Il est difficile d’imaginer que Loïk Messier va courir en slingshot junior jusqu’à l’âge de 14 ans, comme il le devrait. Devant les performances de son garçon, Steve Messier n’a pas le choix de commencer à jongler en pensant à l’avenir.

« C’est sûr que Loïk est encore très jeune et que ses intérêts peuvent changer du jour au lendemain, dit-il. Mais s‘il continue à triper sur la course et s’il continue d’être aussi bon, il va falloir évaluer nos options comme il faut. Est-ce qu’il pourrait se retrouver en slingshot senior avant le temps ? Fort probablement. Et est-ce qu’il pourrait se retrouver en sportsman à 13 ou 14 ans, peut-être même avant ? Je ne sais pas. Ça risque de devenir un heureux problème tantôt… »

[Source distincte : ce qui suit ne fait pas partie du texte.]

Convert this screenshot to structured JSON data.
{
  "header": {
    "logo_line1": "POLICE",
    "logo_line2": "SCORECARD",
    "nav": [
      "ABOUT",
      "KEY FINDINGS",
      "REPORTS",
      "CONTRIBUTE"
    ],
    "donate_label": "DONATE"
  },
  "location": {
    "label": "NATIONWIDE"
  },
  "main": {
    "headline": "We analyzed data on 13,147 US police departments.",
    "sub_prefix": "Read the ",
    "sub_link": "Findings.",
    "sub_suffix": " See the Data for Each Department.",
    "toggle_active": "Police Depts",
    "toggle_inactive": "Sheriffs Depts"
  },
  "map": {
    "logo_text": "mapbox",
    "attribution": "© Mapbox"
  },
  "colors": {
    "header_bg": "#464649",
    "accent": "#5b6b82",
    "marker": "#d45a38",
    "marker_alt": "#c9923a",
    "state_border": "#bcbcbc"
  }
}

Et dire que tout ce que son père lui demandait, à sa première saison en slingshot junior, c’était de terminer ses courses et de ramener la voiture en un seul morceau !

« Il m’a surpris, il a surpris tout le monde. Mais le plus beau, c’est de voir à quel point il s’amuse, à quel point la course l’aide. En tant que papa, c’est ce qui vient me chercher le plus. »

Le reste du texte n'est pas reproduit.